A fintech client's outbound campaign dropped from 38% answer rate to 14% over four days in March 2025. No script change. No timing change. No list change. The number had been flagged as "Spam Likely" by Hiya after hitting 340 calls on day two — twice the safe daily ceiling for a number under 30 days old. By the time we found it, the number was burnt and the campaign calendar had to move two weeks. That two-week delay cost the client roughly 800 missed conversations. This post is the playbook we built afterwards.
How carrier spam-flagging actually works in the UK (and why it's silent)
Carriers do not phone you to say your number has been flagged. There is no webhook, no alert email, no dashboard notification from BT Wholesale or the mobile networks. The flag propagates silently through a distributed label network and the first signal you get is a quiet slide in answer rate that most ops teams attribute to list quality or time-of-day friction.
When a call leaves your SIP trunk, it carries a CLI (Calling Line Identification). The terminating carrier checks that CLI against its own internal analytics: call velocity, complaint history, call duration patterns, and whether the number appears on crowdsourced spam databases. If the score crosses a threshold, the carrier either suppresses the call or passes a label to the handset app — iPhone's Silence Unknown Callers, Android's Call Screen, or the OEM call-screening layer built into Samsung and Google Pixel devices.
Third-party analytics providers — Hiya, First Orion, YouMail — run separate label networks. They aggregate user reports, call pattern data, and business registrations, then surface labels via OS integrations: Hiya in Samsung's native dialler; First Orion in T-Mobile/EE's branded caller ID; YouMail in its own app and some B2B softphones.

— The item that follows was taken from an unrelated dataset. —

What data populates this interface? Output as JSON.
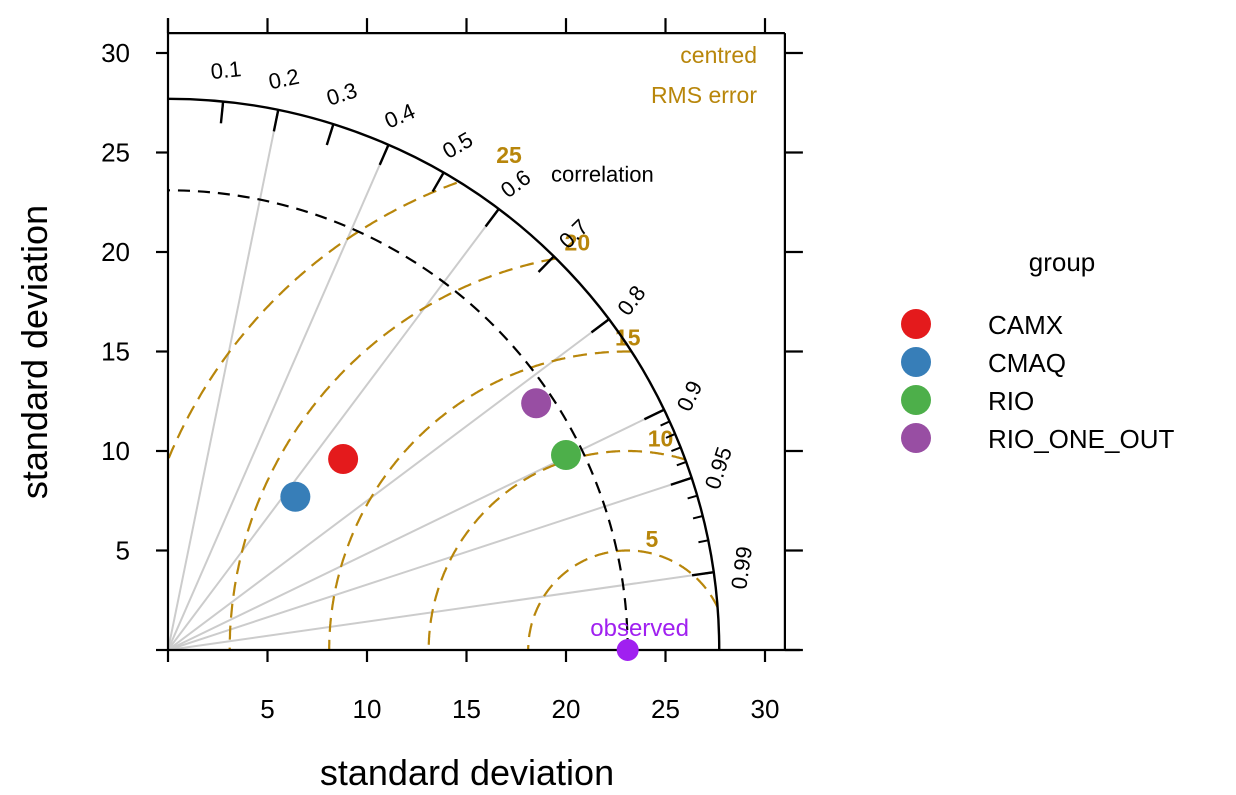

The catch: the flag applies at the label network level, not the carrier level. A number can be clean on EE's network and flagged in Hiya's database simultaneously. Your answer rate blends both states, so the drop looks gradual rather than binary.
Hiya, First Orion, and YouMail: the three networks that label your number
| Network | Handset reach (UK) | Business dispute path | Flag speed |
|---|---|---|---|
| Hiya | Samsung native dialler, Hiya app (~6M UK downloads) | hiyaphone.com/en/business — requires business verification | 24–72 hrs to flag; 5 business days to dispute |
| First Orion | T-Mobile/EE via CNAM; partner integrations | firstorion.com partner portal — business registration required | 48–96 hrs to flag; 7–14 days to dispute |
| YouMail | YouMail app; B2B softphone integrations | robocallindex.com — report submission only, no formal dispute | Hours to flag; no guaranteed removal timeline |
Hiya is the most consequential for UK voice campaigns because of its Samsung integration. On the flagship Galaxy S series — the dominant Android handset in the UK B2C market — Hiya's label appears inline on the incoming call screen before the user even picks up. A "Spam Risk" label at that moment is effectively a declined call.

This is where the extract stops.